GREENTECH

Researchers develop technique to increase sample efficiency in reinforcement learning

In reinforcement learning, the goal generally is to spur an AI-driven agent to complete tasks via systems of rewards. This is achieved either by learning a mapping (a policy) from states to actions that maximize an expected return (policy gradients), or by inferring such a mapping by calculating the expected return for a given state-action pair.
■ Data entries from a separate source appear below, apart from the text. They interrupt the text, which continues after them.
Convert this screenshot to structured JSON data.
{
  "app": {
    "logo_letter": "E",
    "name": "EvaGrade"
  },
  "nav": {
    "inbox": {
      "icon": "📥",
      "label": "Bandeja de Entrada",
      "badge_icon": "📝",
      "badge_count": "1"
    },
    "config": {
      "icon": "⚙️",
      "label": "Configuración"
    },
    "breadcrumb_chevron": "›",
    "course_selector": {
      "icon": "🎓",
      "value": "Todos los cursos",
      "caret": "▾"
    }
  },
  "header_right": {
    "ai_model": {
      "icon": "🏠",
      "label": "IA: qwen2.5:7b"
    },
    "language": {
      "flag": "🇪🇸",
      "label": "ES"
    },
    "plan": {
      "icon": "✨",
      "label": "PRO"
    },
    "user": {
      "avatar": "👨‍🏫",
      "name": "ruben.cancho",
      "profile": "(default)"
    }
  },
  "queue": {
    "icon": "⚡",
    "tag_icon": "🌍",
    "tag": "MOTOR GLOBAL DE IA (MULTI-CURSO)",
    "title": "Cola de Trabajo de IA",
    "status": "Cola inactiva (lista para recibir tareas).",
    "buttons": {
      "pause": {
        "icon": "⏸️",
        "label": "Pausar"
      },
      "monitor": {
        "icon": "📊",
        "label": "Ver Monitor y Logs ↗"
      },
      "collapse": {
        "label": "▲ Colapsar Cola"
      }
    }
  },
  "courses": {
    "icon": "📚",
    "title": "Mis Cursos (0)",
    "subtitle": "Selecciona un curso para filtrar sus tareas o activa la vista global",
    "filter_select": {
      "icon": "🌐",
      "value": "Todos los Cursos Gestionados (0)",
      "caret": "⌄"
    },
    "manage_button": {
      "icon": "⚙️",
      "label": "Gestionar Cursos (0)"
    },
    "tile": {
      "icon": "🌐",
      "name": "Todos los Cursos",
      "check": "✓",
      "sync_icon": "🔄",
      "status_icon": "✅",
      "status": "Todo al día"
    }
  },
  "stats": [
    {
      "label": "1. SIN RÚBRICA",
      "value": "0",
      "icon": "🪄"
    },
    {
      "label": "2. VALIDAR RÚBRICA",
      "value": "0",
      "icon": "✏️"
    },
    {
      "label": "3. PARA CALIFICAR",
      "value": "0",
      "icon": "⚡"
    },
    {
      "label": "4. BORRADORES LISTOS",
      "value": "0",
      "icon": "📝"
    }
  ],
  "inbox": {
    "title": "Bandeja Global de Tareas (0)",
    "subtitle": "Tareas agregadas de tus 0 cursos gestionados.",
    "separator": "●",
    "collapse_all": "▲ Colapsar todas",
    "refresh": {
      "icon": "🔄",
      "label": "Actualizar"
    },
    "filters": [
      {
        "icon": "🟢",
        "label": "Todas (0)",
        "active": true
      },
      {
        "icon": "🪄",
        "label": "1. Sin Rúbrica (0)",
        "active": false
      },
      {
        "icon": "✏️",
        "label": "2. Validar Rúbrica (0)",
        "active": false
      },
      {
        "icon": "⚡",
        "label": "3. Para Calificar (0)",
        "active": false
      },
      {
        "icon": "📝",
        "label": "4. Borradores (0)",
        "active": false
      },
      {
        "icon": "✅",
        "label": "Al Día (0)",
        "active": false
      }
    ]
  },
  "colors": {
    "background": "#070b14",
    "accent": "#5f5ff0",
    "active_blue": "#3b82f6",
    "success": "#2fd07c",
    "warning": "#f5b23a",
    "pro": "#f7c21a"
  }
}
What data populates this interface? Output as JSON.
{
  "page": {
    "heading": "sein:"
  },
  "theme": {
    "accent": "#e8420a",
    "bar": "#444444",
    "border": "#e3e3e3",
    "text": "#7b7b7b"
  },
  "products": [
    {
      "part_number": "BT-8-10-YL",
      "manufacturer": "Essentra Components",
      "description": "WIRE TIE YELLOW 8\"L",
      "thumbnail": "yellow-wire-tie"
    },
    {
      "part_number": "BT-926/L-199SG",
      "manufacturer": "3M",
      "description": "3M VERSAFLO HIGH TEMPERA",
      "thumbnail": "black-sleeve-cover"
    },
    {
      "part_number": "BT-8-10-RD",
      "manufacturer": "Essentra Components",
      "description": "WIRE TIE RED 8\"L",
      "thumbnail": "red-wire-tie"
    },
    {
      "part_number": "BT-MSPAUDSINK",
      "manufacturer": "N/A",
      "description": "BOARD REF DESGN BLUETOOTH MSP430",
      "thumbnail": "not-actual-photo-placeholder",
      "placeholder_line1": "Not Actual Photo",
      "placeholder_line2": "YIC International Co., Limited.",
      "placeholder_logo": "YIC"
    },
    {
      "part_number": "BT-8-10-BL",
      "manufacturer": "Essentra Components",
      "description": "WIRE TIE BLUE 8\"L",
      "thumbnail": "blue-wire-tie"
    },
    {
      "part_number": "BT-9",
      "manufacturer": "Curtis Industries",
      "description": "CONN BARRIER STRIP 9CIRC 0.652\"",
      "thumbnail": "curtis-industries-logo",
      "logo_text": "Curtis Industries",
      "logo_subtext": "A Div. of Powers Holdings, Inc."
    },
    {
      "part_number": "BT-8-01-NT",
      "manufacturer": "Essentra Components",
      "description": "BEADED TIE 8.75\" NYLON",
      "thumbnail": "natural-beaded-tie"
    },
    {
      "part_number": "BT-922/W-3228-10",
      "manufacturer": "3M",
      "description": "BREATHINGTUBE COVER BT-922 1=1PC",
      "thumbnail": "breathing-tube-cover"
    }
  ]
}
Model-based reinforcement learning (MBRL) aims to improve this by learning a model of the dynamics (from agent’s interactions with the environment) that can be leveraged across many different tasks (transferability) and for planning. To this end, researchers at Google, the University of Oxford, and UC Berkeley developed an approach — Ready Policy One (a not-so-subtle nod to Ernest Cline’s hit novel, “Ready Player One”) — to acquiring data for training world models through exploration that jointly optimizes policies for both reward and model uncertainty reduction. The end result is that the policies leveraged for data collection also perform well in the true environment and can be tapped for evaluation.

Ready Policy One takes an active learning approach rather than focusing on optimization. In other words, it seeks to directly learn the best model rather than learning the best policy. A tailored framework allows Ready Policy One to adapt the level of exploration to improve the model in the fewest number of samples, and a mechanism stops gathering new samples in any given collection phase when the incoming data resembles what’s already been acquired.

In a series of experiments, the researchers evaluated whether their active learning approach for MBRL was more sample-efficient than existing approaches. In particular, they tested it on a range of continuous control tasks from research firm OpenAI’s Gym environment, and they found that Ready Policy One could lead to “state-of-the-art” efficiency when combined with the latest model architectures.

“We are particularly excited by the many future directions from this work,” wrote the study’s coauthors. “Most obviously, since our method is orthogonal to other recent advances in MBRL, [Ready Policy One] could be combined with state of the art probabilistic architectures … In addition, we could take a hierarchical approach by ensuring our exploration policies maintain core behaviors but maximize entropy in some distant unexplored region. This would require behavioral representations, and some notion of distance in behavioral space, and may lead to increased sample efficiency as we could better target specific state-action pairs.”